Problemy z życiem seksualnym to nie tylko domena mężczyzn, którzy na skutek działania leków nie mogą podjąć współżycia, ale także kobiet, które nie mają popędu, odczuwają suchość pochwy i nie mają orgazmu. Polskie Towarzystwo Kardiologiczne uważa, że w ramach rehabilitacji kardiologicznej powinna się znaleźć również ta dziedzina życia. A w zespole zajmującym się pacjentem oprócz kardiologa, pielęgniarki, fizjoterapeuty, dietetyka powinien być także seksuolog.

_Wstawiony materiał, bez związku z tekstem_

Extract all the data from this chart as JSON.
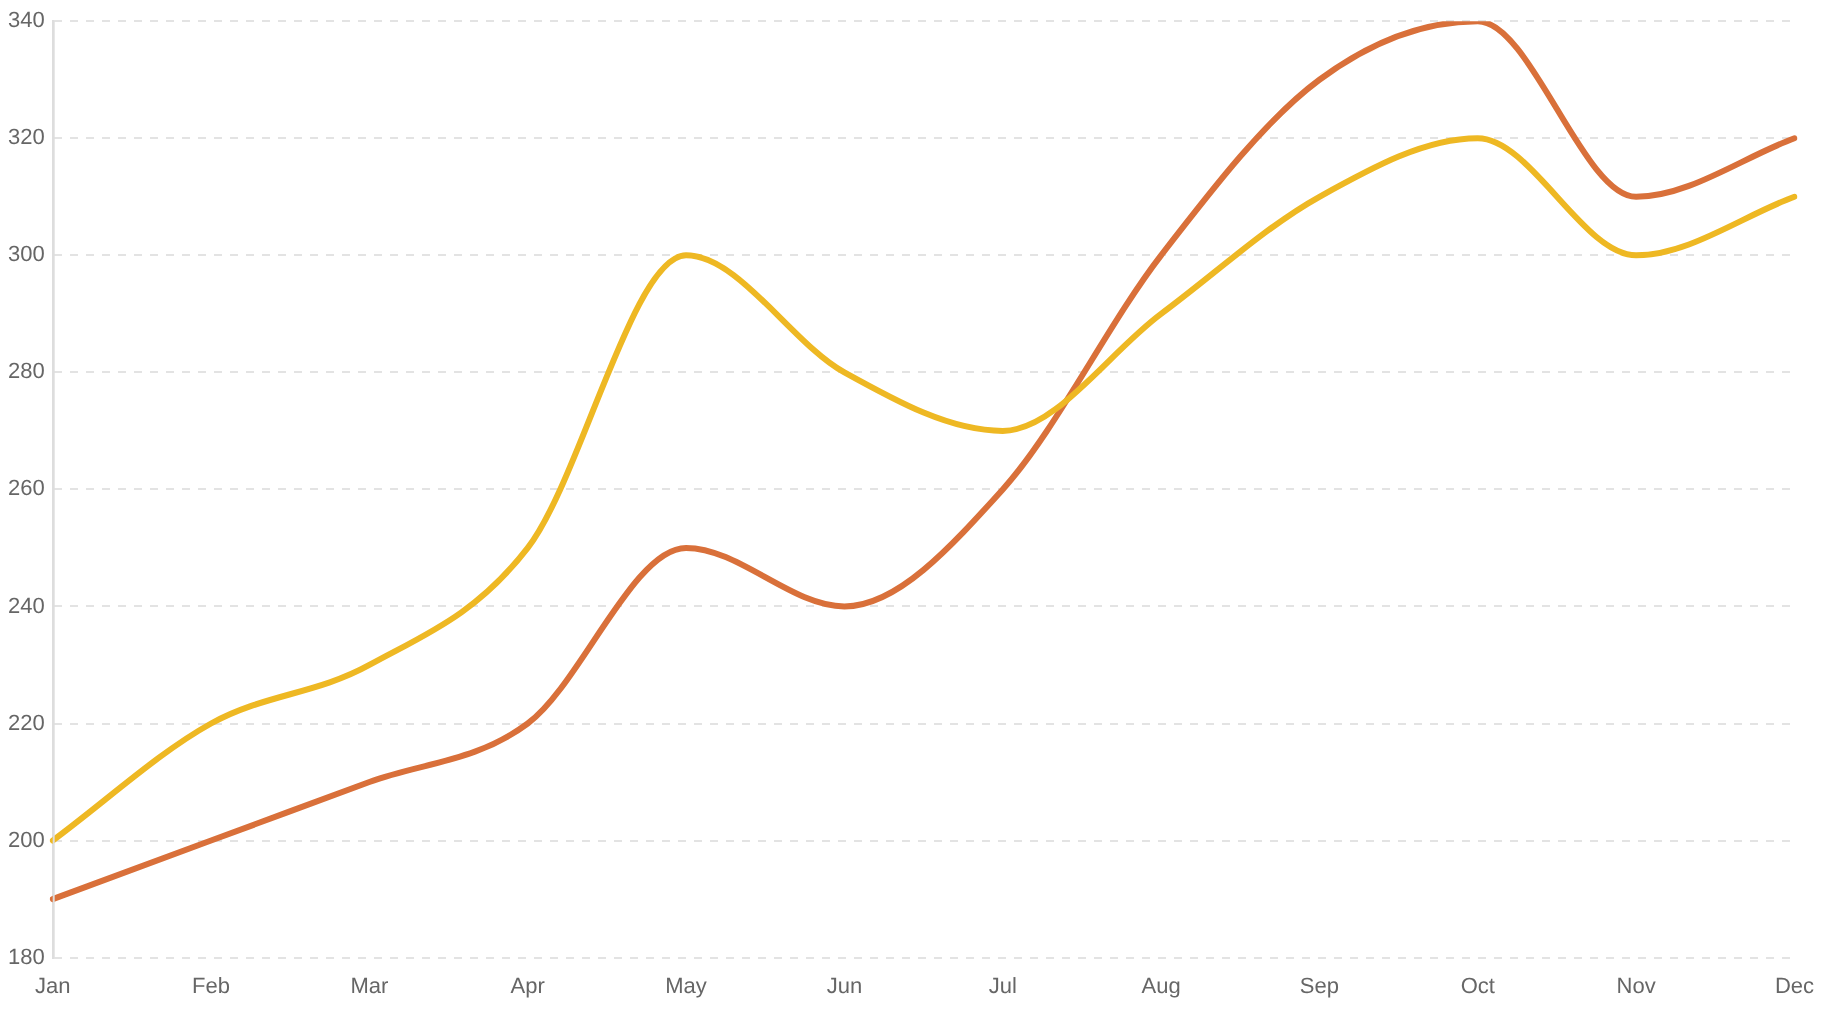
{
  "chart_data": {
    "type": "line",
    "categories": [
      "Jan",
      "Feb",
      "Mar",
      "Apr",
      "May",
      "Jun",
      "Jul",
      "Aug",
      "Sep",
      "Oct",
      "Nov",
      "Dec"
    ],
    "series": [
      {
        "color": "#eeb823",
        "values": [
          200,
          220,
          230,
          250,
          300,
          280,
          270,
          290,
          310,
          320,
          300,
          310
        ]
      },
      {
        "color": "#d9703a",
        "values": [
          190,
          200,
          210,
          220,
          250,
          240,
          260,
          300,
          330,
          340,
          310,
          320
        ]
      }
    ],
    "ylim": [
      180,
      340
    ],
    "yticks": [
      180,
      200,
      220,
      240,
      260,
      280,
      300,
      320,
      340
    ],
    "grid": "y"
  }
}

Porady wykreślono z koszyka gwarantowanych świadczeń medycznych, gdy szukano oszczędności - mówi krajowy konsultant ds. seksuologii prof. Zbigniew Lew-Starowicz. Porady seksuologiczne Ministerstwo Zdrowia potraktowało podobnie jak świadczenia z medycyny ludowej, niekonwencjonalnej, orientalnej, leczenie pijawkami, niektóre metody rehabilitacyjne czy operacje plastyczne z zakresu kosmetyki upiększającej.

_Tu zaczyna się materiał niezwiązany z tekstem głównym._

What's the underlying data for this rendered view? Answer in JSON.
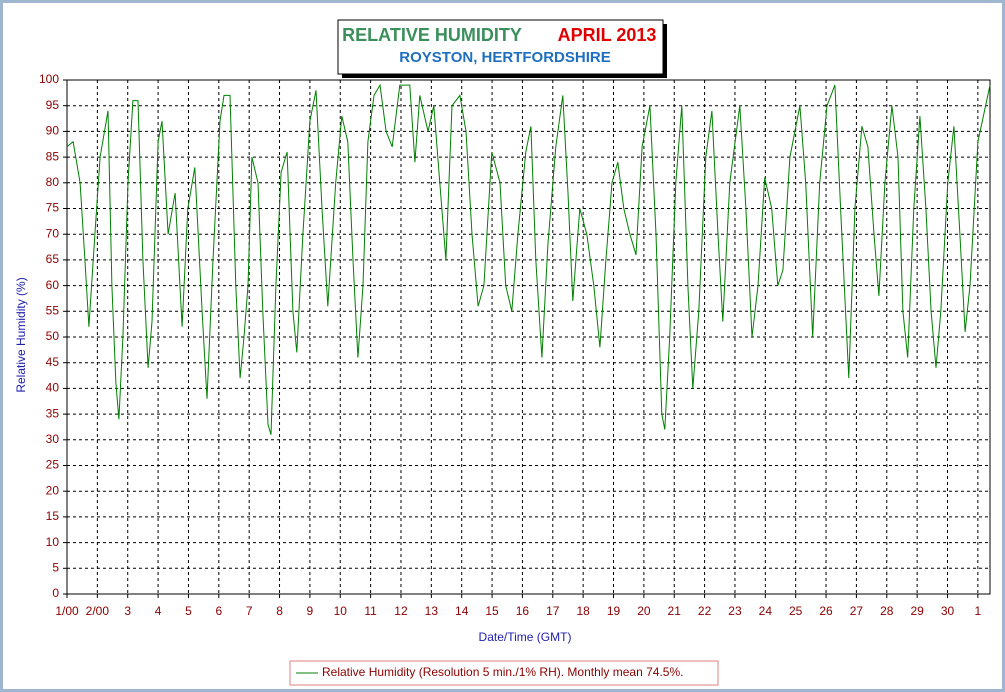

To dziwne porównania, zważywszy, że seksuologia jest specjalnością lekarską od 1983 r. Lekarze, którzy zajmują się tą dziedziną, muszą wcześniej zdobyć specjalizację z psychiatrii, psychiatrii dzieci i młodzieży, ginekologii i położnictwa lub interny, a później po dwuletnim kursie zdobyć dodatkową specjalizację z seksuologii.

Profesor doradza potrzebującym bezpłatnej porady szukania lekarzy psychiatrów seksuologów, którzy mogą w ramach porad psychiatrycznych udzielać też tych seksuologicznych. Niestety, jest ich w Polsce niewielu.